1. Save plots and tables to `results` directory.

## Paths and Packages

```{r paths_packages}
# Use newest version of pathwaze from BRAN
install.packages("pathwaze", repos="bran.pri.bms.com", quiet=TRUE)

library(annotables)
library(checkmate)
library(conflicted)
library(GSEABase)
library(limma)
library(pathwaze)
library(tidyverse)

# For functions that appear in multiple packages, specify which one we want.
conflict_prefer("filter", "dplyr")
conflict_prefer("select", "dplyr")

# Set the default ggplot theme to "theme_bw" with specified base font size
theme_set(theme_bw(20))

# Provide paths
data_dir <- "../InputData"
results_dir <- "../results"
work_dir <- "../work"

##### Constants
GSEA_FDR_THRESHOLD <- 0.1
```

## Data Sources

```{r load_data_and_collections}

# nlme Results
#This has group means from the model, not raw RMA values
TumorRESPfile <- file.path(data_dir, "CA209009-tumorAffy-table02-v01.csv")
dat <- read.csv(TumorRESPfile, stringsAsFactors=FALSE, header=TRUE, na.strings = "NA")


#dat <- read.csv("/stash/data/nonclin/DS-259/P01376/tables/CA209009-tumorAffy-table02-v01.csv")

# From Petra: Column "response0" is "diff response groups at screen"
baselineTable <- dat %>%
  select(Gene, contains("response0")) %>%
  mutate(entrez=str_replace(Gene, "_at", ""),
         gsea_rank=(sign(response0) * -log10(p.response0)))

# From Petra: Column "response28" is "diff response groups at day 28"
day28Table <- dat %>%
  select(Gene, contains("response28")) %>%
  mutate(entrez=str_replace(Gene, "_at", ""),
         gsea_rank=(sign(response28) * -log10(p.response28)))

# From Petra: Time vs response interaction
timeVsResponseTable <- dat %>%
  select(Gene, contains("response28vs0")) %>%
  mutate(entrez=str_replace(Gene, "_at", ""),
         gsea_rank=(sign(response28vs0) * -log10(p.response28vs0)))


##### MSigDB
h <- getMSigDBCollection("h")
# Due to an issue with the CP collection in the MSigDB XML, we create it 
# manually by combining CP, CP:KEGG, CP:BIOCARTA, CP:REACTOME. We extract the
# GeneSets from each GeneSetCollection and put them back together.
cp <- getMSigDBCollection("CP")
kegg <- getMSigDBCollection("CP:KEGG")
biocarta <- getMSigDBCollection("CP:BIOCARTA")
reactome <- getMSigDBCollection("CP:REACTOME")
pid <- getMSigDBCollection("CP:PID")
cp <- GeneSetCollection(c(unlist(unlist(cp)), unlist(unlist(kegg)),
                          unlist(unlist(biocarta)), unlist(unlist(reactome)),
                          unlist(unlist(pid))))
```

## Gene set enrichment analysis

We compute Gene Set Enrichment Analysis [@mootha2003pgc-1alpha-responsive; @subramanian2005gene; @Sergushichev060012] with either MSigDB (hallmark pathways, curated pathways; v7.0) [@liberzon2015the-molecular; @subramanian2005gene]. For more information about these resources see:

  - https://www.pathwaycommons.org/guide/primers/data_analysis/gsea/
  - http://software.broadinstitute.org/gsea/msigdb/collections.jsp

MSigDB *curated pathways* consist of `r length(cp)` gene sets including `r length(unique(unlist(geneIds(cp))))` unique gene IDs.

From Bader and colleagues [-@reimand2019pathway], Enrichment Map Supplementary Protocol 2, section 1.1.7:

> GSEA looks for enrichment in the top and bottom parts of the list, ranking the file using the t-statistic.

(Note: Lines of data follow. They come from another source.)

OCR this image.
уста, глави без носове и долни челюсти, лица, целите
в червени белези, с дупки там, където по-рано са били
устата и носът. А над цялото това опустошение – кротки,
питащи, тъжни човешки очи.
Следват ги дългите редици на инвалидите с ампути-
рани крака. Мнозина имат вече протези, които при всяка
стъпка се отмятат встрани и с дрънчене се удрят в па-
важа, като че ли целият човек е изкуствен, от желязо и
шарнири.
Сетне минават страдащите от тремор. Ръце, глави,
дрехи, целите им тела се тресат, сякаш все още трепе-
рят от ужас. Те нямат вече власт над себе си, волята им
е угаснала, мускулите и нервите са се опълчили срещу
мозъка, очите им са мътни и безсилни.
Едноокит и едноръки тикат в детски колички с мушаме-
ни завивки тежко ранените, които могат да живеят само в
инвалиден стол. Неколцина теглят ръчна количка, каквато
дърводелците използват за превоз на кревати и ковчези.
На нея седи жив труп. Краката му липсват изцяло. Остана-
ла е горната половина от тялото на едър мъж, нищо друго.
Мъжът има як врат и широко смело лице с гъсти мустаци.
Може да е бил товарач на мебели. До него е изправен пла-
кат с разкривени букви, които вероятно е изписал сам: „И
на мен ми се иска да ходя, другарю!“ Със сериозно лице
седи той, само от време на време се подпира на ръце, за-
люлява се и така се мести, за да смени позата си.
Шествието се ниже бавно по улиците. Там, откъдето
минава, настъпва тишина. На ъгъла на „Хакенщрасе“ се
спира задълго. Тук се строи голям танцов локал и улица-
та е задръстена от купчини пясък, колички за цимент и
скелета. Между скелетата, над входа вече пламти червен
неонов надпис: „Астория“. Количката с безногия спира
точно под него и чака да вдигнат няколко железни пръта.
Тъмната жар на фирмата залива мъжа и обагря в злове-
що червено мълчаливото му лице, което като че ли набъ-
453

The t-statistic indicates the strength of differential expression and is used in the p-value calculation. Other scores indicating the strength of differential expression may be used as well. GSEA ranks the most up-regulated genes at the top of the list and the most down-regulated at the bottom of the list. Genes at the top of the list are more highly expressed in class A compared to class B, while genes at the bottom of the list are higher in class B.

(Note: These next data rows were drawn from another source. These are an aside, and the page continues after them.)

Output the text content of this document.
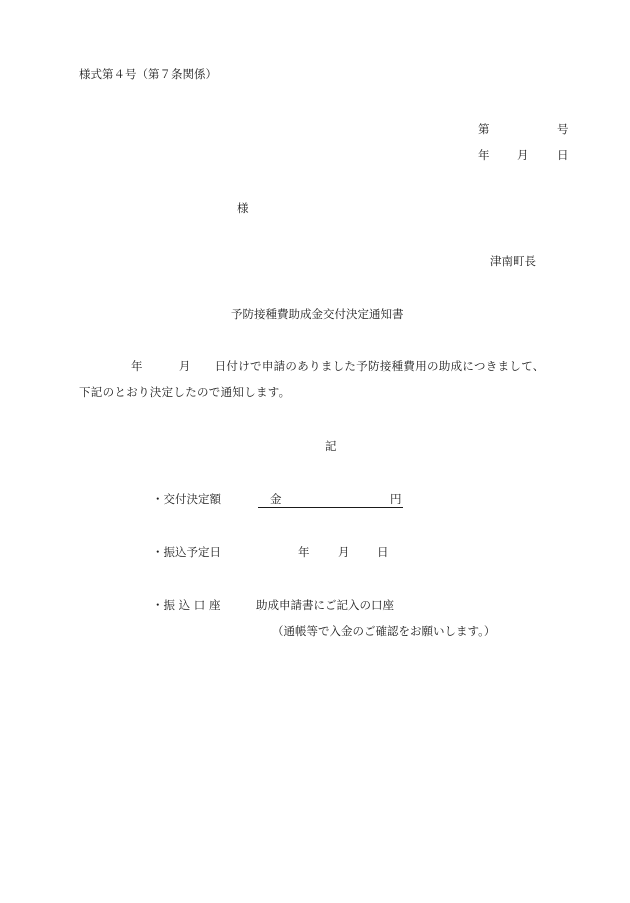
様式第４号（第７条関係）
第	号
年 月 日
様
津南町長
予防接種費助成金交付決定通知書
年	月 日付けで申請のありました予防接種費用の助成につきまして、
下記のとおり決定したので通知します。
記
・交付決定額	金	円
・振込予定日	年 月 日
・振 込 口 座	助成申請書にご記入の口座
（通帳等で入金のご確認をお願いします。）
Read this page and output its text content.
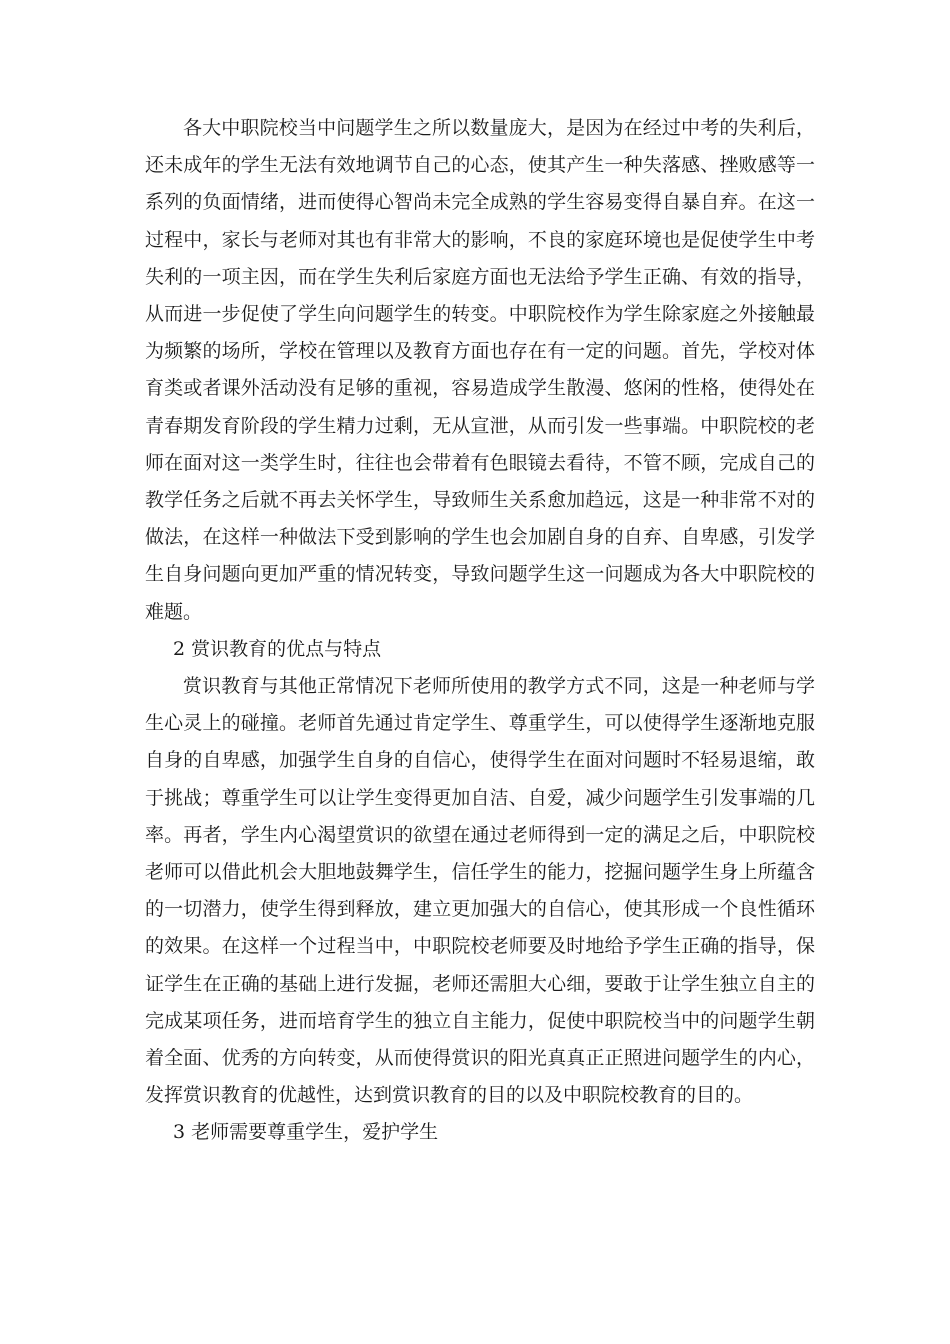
各大中职院校当中问题学生之所以数量庞大，是因为在经过中考的失利后，还未成年的学生无法有效地调节自己的心态，使其产生一种失落感、挫败感等一系列的负面情绪，进而使得心智尚未完全成熟的学生容易变得自暴自弃。在这一过程中，家长与老师对其也有非常大的影响，不良的家庭环境也是促使学生中考失利的一项主因，而在学生失利后家庭方面也无法给予学生正确、有效的指导，从而进一步促使了学生向问题学生的转变。中职院校作为学生除家庭之外接触最为频繁的场所，学校在管理以及教育方面也存在有一定的问题。首先，学校对体育类或者课外活动没有足够的重视，容易造成学生散漫、悠闲的性格，使得处在青春期发育阶段的学生精力过剩，无从宣泄，从而引发一些事端。中职院校的老师在面对这一类学生时，往往也会带着有色眼镜去看待，不管不顾，完成自己的教学任务之后就不再去关怀学生，导致师生关系愈加趋远，这是一种非常不对的做法，在这样一种做法下受到影响的学生也会加剧自身的自弃、自卑感，引发学生自身问题向更加严重的情况转变，导致问题学生这一问题成为各大中职院校的难题。

2 赏识教育的优点与特点

赏识教育与其他正常情况下老师所使用的教学方式不同，这是一种老师与学生心灵上的碰撞。老师首先通过肯定学生、尊重学生，可以使得学生逐渐地克服自身的自卑感，加强学生自身的自信心，使得学生在面对问题时不轻易退缩，敢于挑战；尊重学生可以让学生变得更加自洁、自爱，减少问题学生引发事端的几率。再者，学生内心渴望赏识的欲望在通过老师得到一定的满足之后，中职院校老师可以借此机会大胆地鼓舞学生，信任学生的能力，挖掘问题学生身上所蕴含的一切潜力，使学生得到释放，建立更加强大的自信心，使其形成一个良性循环的效果。在这样一个过程当中，中职院校老师要及时地给予学生正确的指导，保证学生在正确的基础上进行发掘，老师还需胆大心细，要敢于让学生独立自主的完成某项任务，进而培育学生的独立自主能力，促使中职院校当中的问题学生朝着全面、优秀的方向转变，从而使得赏识的阳光真真正正照进问题学生的内心，发挥赏识教育的优越性，达到赏识教育的目的以及中职院校教育的目的。

3 老师需要尊重学生，爱护学生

For more information about GSEA ranking metrics, see the GSEA documentation (https://software.broadinstitute.org/gsea/doc/GSEAUserGuideTEXT.htm#_Metrics_for_Ranking) and Zyla et al., [-@zyla2017ranking].

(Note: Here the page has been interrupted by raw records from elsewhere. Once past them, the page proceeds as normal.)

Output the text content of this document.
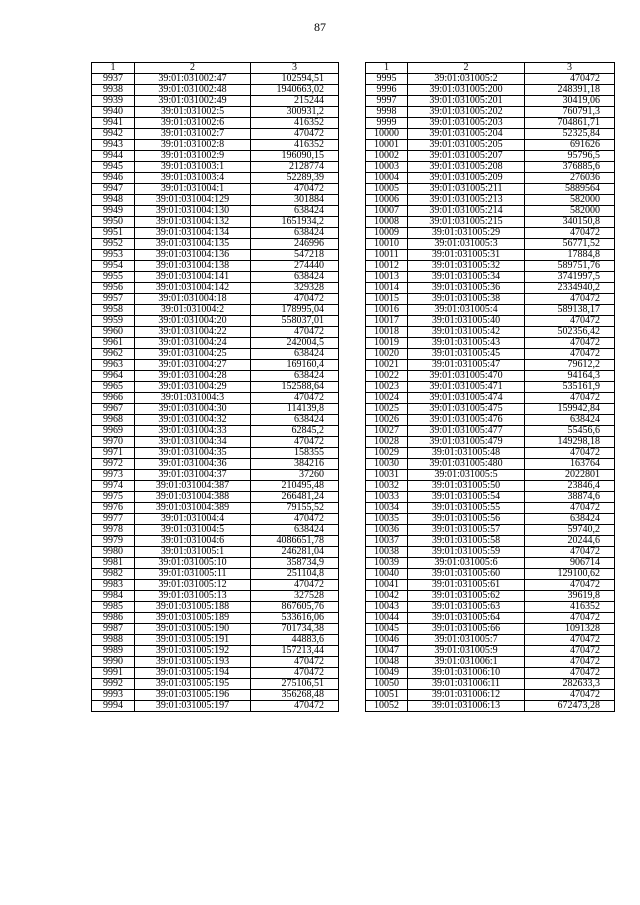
87
1	2	3
9937	39:01:031002:47	102594,51
9938	39:01:031002:48	1940663,02
9939	39:01:031002:49	215244
9940	39:01:031002:5	300931,2
9941	39:01:031002:6	416352
9942	39:01:031002:7	470472
9943	39:01:031002:8	416352
9944	39:01:031002:9	196090,15
9945	39:01:031003:1	2128774
9946	39:01:031003:4	52289,39
9947	39:01:031004:1	470472
9948	39:01:031004:129	301884
9949	39:01:031004:130	638424
9950	39:01:031004:132	1651934,2
9951	39:01:031004:134	638424
9952	39:01:031004:135	246996
9953	39:01:031004:136	547218
9954	39:01:031004:138	274440
9955	39:01:031004:141	638424
9956	39:01:031004:142	329328
9957	39:01:031004:18	470472
9958	39:01:031004:2	178995,04
9959	39:01:031004:20	558037,01
9960	39:01:031004:22	470472
9961	39:01:031004:24	242004,5
9962	39:01:031004:25	638424
9963	39:01:031004:27	169160,4
9964	39:01:031004:28	638424
9965	39:01:031004:29	152588,64
9966	39:01:031004:3	470472
9967	39:01:031004:30	114139,8
9968	39:01:031004:32	638424
9969	39:01:031004:33	62845,2
9970	39:01:031004:34	470472
9971	39:01:031004:35	158355
9972	39:01:031004:36	384216
9973	39:01:031004:37	37260
9974	39:01:031004:387	210495,48
9975	39:01:031004:388	266481,24
9976	39:01:031004:389	79155,52
9977	39:01:031004:4	470472
9978	39:01:031004:5	638424
9979	39:01:031004:6	4086651,78
9980	39:01:031005:1	246281,04
9981	39:01:031005:10	358734,9
9982	39:01:031005:11	251104,8
9983	39:01:031005:12	470472
9984	39:01:031005:13	327528
9985	39:01:031005:188	867605,76
9986	39:01:031005:189	533616,06
9987	39:01:031005:190	701734,38
9988	39:01:031005:191	44883,6
9989	39:01:031005:192	157213,44
9990	39:01:031005:193	470472
9991	39:01:031005:194	470472
9992	39:01:031005:195	275106,51
9993	39:01:031005:196	356268,48
9994	39:01:031005:197	470472
1	2	3
9995	39:01:031005:2	470472
9996	39:01:031005:200	248391,18
9997	39:01:031005:201	30419,06
9998	39:01:031005:202	760791,3
9999	39:01:031005:203	704861,71
10000	39:01:031005:204	52325,84
10001	39:01:031005:205	691626
10002	39:01:031005:207	95796,5
10003	39:01:031005:208	376885,6
10004	39:01:031005:209	276036
10005	39:01:031005:211	5889564
10006	39:01:031005:213	582000
10007	39:01:031005:214	582000
10008	39:01:031005:215	340150,8
10009	39:01:031005:29	470472
10010	39:01:031005:3	56771,52
10011	39:01:031005:31	17884,8
10012	39:01:031005:32	589751,76
10013	39:01:031005:34	3741997,5
10014	39:01:031005:36	2334940,2
10015	39:01:031005:38	470472
10016	39:01:031005:4	589138,17
10017	39:01:031005:40	470472
10018	39:01:031005:42	502356,42
10019	39:01:031005:43	470472
10020	39:01:031005:45	470472
10021	39:01:031005:47	79612,2
10022	39:01:031005:470	94164,3
10023	39:01:031005:471	535161,9
10024	39:01:031005:474	470472
10025	39:01:031005:475	159942,84
10026	39:01:031005:476	638424
10027	39:01:031005:477	55456,6
10028	39:01:031005:479	149298,18
10029	39:01:031005:48	470472
10030	39:01:031005:480	163764
10031	39:01:031005:5	2022801
10032	39:01:031005:50	23846,4
10033	39:01:031005:54	38874,6
10034	39:01:031005:55	470472
10035	39:01:031005:56	638424
10036	39:01:031005:57	59740,2
10037	39:01:031005:58	20244,6
10038	39:01:031005:59	470472
10039	39:01:031005:6	906714
10040	39:01:031005:60	129100,62
10041	39:01:031005:61	470472
10042	39:01:031005:62	39619,8
10043	39:01:031005:63	416352
10044	39:01:031005:64	470472
10045	39:01:031005:66	1091328
10046	39:01:031005:7	470472
10047	39:01:031005:9	470472
10048	39:01:031006:1	470472
10049	39:01:031006:10	470472
10050	39:01:031006:11	282633,3
10051	39:01:031006:12	470472
10052	39:01:031006:13	672473,28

The GSEA enrichment score (ES) represents the degree to which a gene set is overrepresented at the top or bottom of a ranked list of genes. A positive ES indicates gene set enrichment at the top of the ranked list, and a negative ES indicates gene set enrichment at the bottom of the ranked list. The ES is a function of gene set size, and, therefore, ESs cannot be directly compared across gene sets. Cross-gene set comparisons are facilitated by the normalized enrichment score (NES). For more information see the Broad GSEA guide to [GSEA Statistics](https://software.broadinstitute.org/gsea/doc/GSEAUserGuideTEXT.htm#_GSEA_Statistics).

We report significant normalized enrichment scores below (FDR < `r GSEA_FDR_THRESHOLD`).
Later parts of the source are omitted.